Pour comprendre toute cette affaire, il faut remonter quelques semaines en arrière. Tout commence par un désaccord entre Anthropic et le département de la Défense américain — récemment rebaptisé « Department of War » par l’administration Trump — au sujet de l’utilisation de l’IA dans les opérations militaires.
Les géants de la tech jouent les pompiers
L’entreprise créatrice du chatbot Claude a posé des limites très claires : pas question que ses technologies servent à alimenter des armes autonomes ou des systèmes de surveillance de masse aux États-Unis. Le Pentagone, lui, préférerait que ses fournisseurs d’IA acceptent une clause plus large : toute utilisation légale autorisée par le gouvernement.
Le bras de fer s’intensifie alors progressivement. Il y a quelques jours, Donald Trump a demandé aux agences fédérales d’abandonner les technologies d’Anthropic dans un délai de six mois. Dans la foulée, le secrétaire à la Défense, Pete Hegseth, a évoqué une mesure encore plus radicale : classer la start-up comme « risque pour la chaîne d’approvisionnement ». Si cette désignation était adoptée, tous les fournisseurs du Pentagone devraient supprimer les outils d’Anthropic de leurs systèmes.

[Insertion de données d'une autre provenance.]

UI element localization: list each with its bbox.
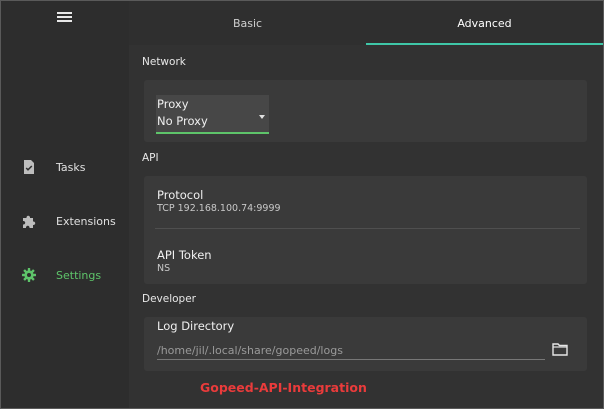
sidebar-item-settings[interactable]: Settings: [1, 260, 129, 290]
settings-content: Network Proxy No Proxy API Protocol TCP …: [129, 45, 603, 408]
sidebar: Tasks Extensions Settings: [1, 1, 129, 408]
api-card: Protocol TCP 192.168.100.74:9999 API Tok…: [144, 176, 587, 284]
protocol-label: Protocol: [157, 188, 204, 202]
tab-label: Basic: [232, 16, 263, 30]
dropdown-arrow-icon: [259, 115, 265, 119]
protocol-setting[interactable]: Protocol TCP 192.168.100.74:9999: [144, 176, 587, 228]
proxy-select[interactable]: Proxy No Proxy: [156, 95, 269, 134]
tab-advanced[interactable]: Advanced: [366, 1, 603, 45]
section-title-developer: Developer: [142, 293, 197, 305]
sidebar-item-label: Tasks: [56, 160, 86, 174]
sidebar-item-tasks[interactable]: Tasks: [1, 152, 129, 182]
log-directory-input[interactable]: /home/jil/.local/share/gopeed/logs: [157, 344, 545, 360]
puzzle-icon: [23, 215, 36, 228]
sidebar-item-label: Extensions: [56, 214, 116, 228]
developer-card: Log Directory /home/jil/.local/share/gop…: [144, 317, 587, 371]
section-title-network: Network: [142, 56, 186, 68]
api-token-value: NS: [157, 263, 171, 274]
proxy-value: No Proxy: [157, 114, 208, 128]
app-window: Tasks Extensions Settings Basic Advanced…: [0, 0, 604, 409]
watermark-text: Gopeed-API-Integration: [200, 380, 367, 395]
log-directory-label: Log Directory: [157, 319, 235, 333]
tab-basic[interactable]: Basic: [129, 1, 366, 45]
protocol-value: TCP 192.168.100.74:9999: [157, 203, 281, 214]
api-token-setting[interactable]: API Token NS: [144, 229, 587, 284]
menu-icon[interactable]: [57, 12, 72, 24]
sidebar-item-extensions[interactable]: Extensions: [1, 206, 129, 236]
network-card: Proxy No Proxy: [144, 80, 587, 142]
section-title-api: API: [142, 152, 159, 164]
tab-label: Advanced: [457, 16, 512, 30]
api-token-label: API Token: [157, 248, 212, 262]
gear-icon: [22, 268, 36, 282]
proxy-label: Proxy: [157, 97, 189, 111]
folder-icon[interactable]: [552, 342, 568, 356]
task-icon: [24, 160, 34, 174]
settings-tabs: Basic Advanced: [129, 1, 603, 45]
sidebar-item-label: Settings: [56, 268, 102, 282]
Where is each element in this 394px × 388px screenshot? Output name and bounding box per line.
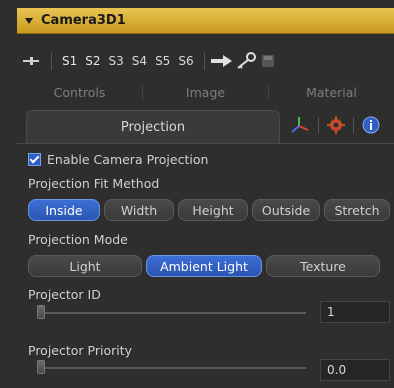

Et c’est là que l’affaire prend une dimension bien plus large. Un groupe influent de l’industrie technologique américaine a pris la plume pour tirer la sonnette d’alarme. L’Information Technology Industry Council (ITI), qui regroupe notamment Amazon, Nvidia, Apple et OpenAI, a envoyé une lettre au secrétaire à la Défense pour exprimer ses inquiétudes.
Sans citer directement Anthropic, l’organisation critique l’idée d’utiliser une procédure normalement réservée aux cas les plus graves. « Les mesures d’urgence comme les désignations de risque pour la chaîne d’approvisionnement sont généralement utilisées contre des adversaires étrangers », rappelle Jason Oxman, directeur général de l’ITI.
Pour l’industrie, la mesure pourrait avoir des effets imprévus. Elle risquerait de compliquer l’accès du gouvernement américain aux technologies les plus avancées. « Cela pourrait compromettre l’accès des agences fédérales aux meilleurs produits et services développés par des entreprises américaines », souligne la lettre. En coulisses, les investisseurs d’Anthropic tentent également d’apaiser la situation. Le patron de la start-up, Dario Amodei, aurait discuté ces derniers jours avec plusieurs partenaires majeurs, dont le CEO d’Amazon Andy Jassy.
L’enjeu est loin d’être anecdotique. Les produits et services d’Anthropic connaissent actuellement une forte croissance, portée par son chatbot Claude et son assistant de programmation Claude Code. L’application Claude s’est récemment hissée en tête des téléchargements gratuits sur l’App Store d’Apple, devant ChatGPT.
Mais la crise avec le gouvernement pourrait refroidir certains clients, notamment ceux qui travaillent de près ou de loin avec l’administration américaine. Anthropic, de son côté, reste ferme sur ses positions. L’entreprise a prévenu qu’elle contesterait devant les tribunaux toute décision prise par l’administration Trump. On n’a pas fini d’en entendre parler.